A number of restaurants and bakeries are getting in on the Pride act through the creation of specialty desserts, most of which are doubly sweet by virtue of benefiting LGBTQ charities. On the day of the Capital Pride Parade, the curbside Glaces de Diplomate ice cream cart at Le Diplomate (1601 14th St. NW) will include a colorful Rainbow Cone featuring a creamy French-style glace made in-house and covered completely in rainbow sprinkles. All proceeds from sales of the $5 cones will be donated to the Capital Pride Alliance. Call 202-332-3333 or visit www.lediplomatedc.com. At Osteria Morini (301 Water St. SE) in the Navy Yards, pastry chef Tova Hillman has fashioned the colorful and decadent Rainbow Italian Almond Cake, a five-layer creation interspersed with raspberry and apricot jam and coated in a silky dark chocolate glaze. The cake will be available for dine-in only through Sunday, June 9, at a price of $11, with 20-percent of proceeds going to Casa Ruby. Call 202-484-0660 or visit www.osteriamorini.com/washington-dc. Also available for dine-in only until Sunday, June 9, is the Pride Sundae at Nicoletta Italian Kitchen (901 4th St. NW), the newest restaurant in Mt. Vernon Triangle. Rainbow-colored cake bites are added to fior di latte vanilla soft-serve ice cream and then coated in sweet chocolate sauce and finally decorated with festive rainbow sprinkles. The Trevor Project will receive 20 percent of proceeds for each $7 sundae sold. Call 202-697-6888 or visit www.nicolettakitchen.com. Finally, New York’s famed Magnolia Bakery now has a location in Union Station (50 Massachusetts Ave. NE), where this week the store is focusing on Pride Cupcakes, made with rainbow confetti and topped with vanilla buttercream icing and an edible rainbow decoration ($3.95 each). But all month long, the store will be dolloping Pride Pudding, with layers of vanilla, vanilla wafers, and bananas, and topped with rainbow sprinkles, in quantities ranging from a small single-serving ($4.50) to a large party bowl ($75), with proceeds donated to the Trevor Project. Call 202-424-2224 or visit www.magnoliabakery.com.

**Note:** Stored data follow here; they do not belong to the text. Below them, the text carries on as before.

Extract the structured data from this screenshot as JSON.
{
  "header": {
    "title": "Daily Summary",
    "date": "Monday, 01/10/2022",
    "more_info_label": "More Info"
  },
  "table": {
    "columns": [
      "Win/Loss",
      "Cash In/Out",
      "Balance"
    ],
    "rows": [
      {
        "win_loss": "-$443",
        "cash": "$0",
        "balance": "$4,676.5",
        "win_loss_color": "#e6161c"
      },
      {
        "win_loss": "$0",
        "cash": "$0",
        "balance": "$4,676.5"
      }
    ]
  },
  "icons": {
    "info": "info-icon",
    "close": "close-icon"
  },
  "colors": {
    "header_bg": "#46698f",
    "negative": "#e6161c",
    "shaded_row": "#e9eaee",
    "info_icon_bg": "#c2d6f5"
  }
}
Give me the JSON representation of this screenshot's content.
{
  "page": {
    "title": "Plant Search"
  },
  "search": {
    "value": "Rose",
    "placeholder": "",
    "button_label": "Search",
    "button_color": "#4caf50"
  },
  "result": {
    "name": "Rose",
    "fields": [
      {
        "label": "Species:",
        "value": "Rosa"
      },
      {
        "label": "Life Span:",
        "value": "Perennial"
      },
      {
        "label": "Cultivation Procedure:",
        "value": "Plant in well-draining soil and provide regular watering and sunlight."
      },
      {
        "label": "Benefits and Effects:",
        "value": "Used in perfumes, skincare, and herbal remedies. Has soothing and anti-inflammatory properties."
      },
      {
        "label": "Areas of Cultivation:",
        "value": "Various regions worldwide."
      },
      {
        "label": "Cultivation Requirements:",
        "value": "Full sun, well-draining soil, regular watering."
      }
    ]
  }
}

Halston — Photo: Dustin Pitman

HALSTON

Acclaimed filmmaker Frédéric Tcheng focuses on America’s first superstar designer, weaving together rare archival footage and intimate interviews with everyone from collaborator and close friend Liza Minnelli to filmmaker Joel Schumacher to his favored troupe of models known as the Halstonettes. The Iowa-born Roy Halston Frowick created a multimillion-dollar empire and personified the dramatic social and sexual revolution of the last century — as a regular habitué of Studio 54 and as an openly gay man who was taken far too soon, in 1990 at only 57, as a result of an AIDS-related illness. Opens Friday, June 7. Landmark’s E Street Cinema, 555 11th St. NW. Call 202-452-7672 or visit www.landmarktheatres.com.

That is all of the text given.